Interesting People mailing list archives

The Internet: Still Wide Open and Competitive


From: Dave Farber <dave () farber net>
Date: Fri, 10 Oct 2003 08:56:51 -0400


Delivered-To: dfarber+ () ux13 sp cs cmu edu
Date: Fri, 10 Oct 2003 08:25:41 -0400
From: David Akin <david () davidakin com>
Subject: The Internet: Still Wide Open and Competitive
To: dave () farber net


Haven't finished reading this paper yet (too much calculus!), but thought
IPers might find it interesting:

[Paper at: http://intel.si.umich.edu/tprc/papers/2003/200/noam_TPRC2003.pdf]

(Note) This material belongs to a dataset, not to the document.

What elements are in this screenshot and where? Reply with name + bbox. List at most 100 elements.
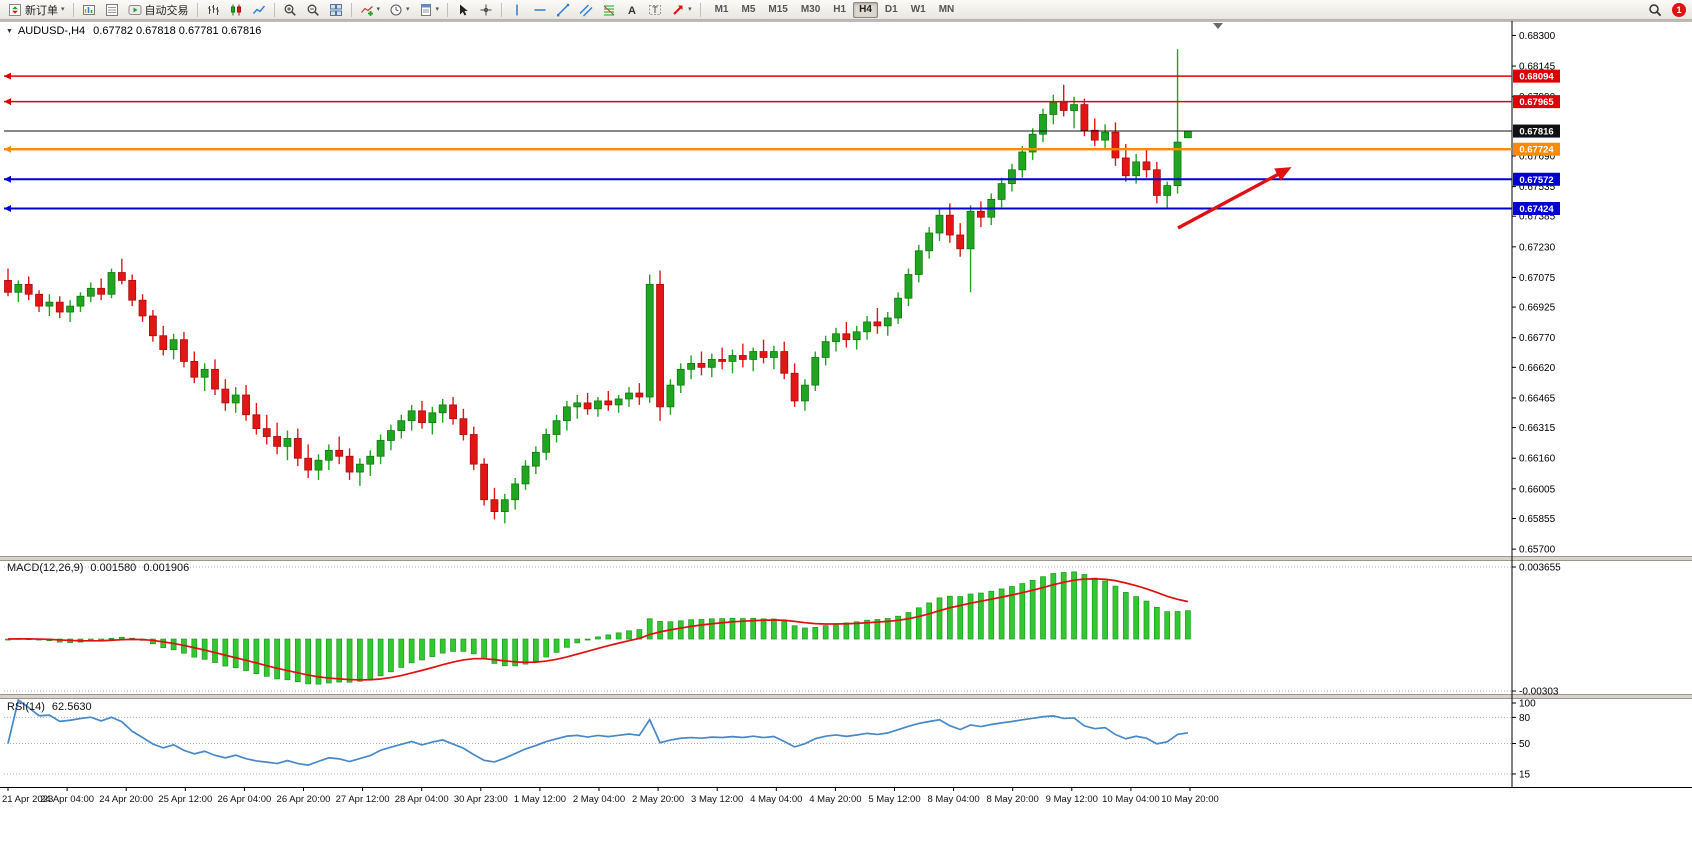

Eli Noam, director of the Columbia Institute for Tele-Information, recently
published: "The Internet: Still Wide Open and Competitive?"

The report's conclusion:
"We have found pronounced horizontal and vertical trends of concentration in
the Internet sector. What are the implications? It would take a lengthy
essay to fully analyze this question. But some implications can be
anticipated:
-- Higher user prices, and a higher profitability of the major firms.
-- A slowing of innovation and upgrade.
-- Increased power of major Internet firms over:
     (a) its governance, standards, and protocols
     (b) access by content and applications providers
     (c) hardware providers
-- Cross-subsidies within major Internet firms to segments that are more
competitive, distorting competition.
-- The emergence of regulation to deal with such power.

If the Internet becomes dominated by a few firms, and given its centrality
to commerce, culture, and politics, it is not likely to be left alone by
regulation. Earlier debates over the opening of cable-provided Internet
access are an early example. Others are likely to follow. Hence, the
Internet might, in the long term, move from an entrepreneurial and
libertarian model to one of market power and of regulation resembling or
even exceeding that of other electronic media.

These findings and conclusions may not fit the Internet¹s self-image of
being wide-open and competitive, but business strategies and public policies
will benefit from a realistic rather than wishful assessment."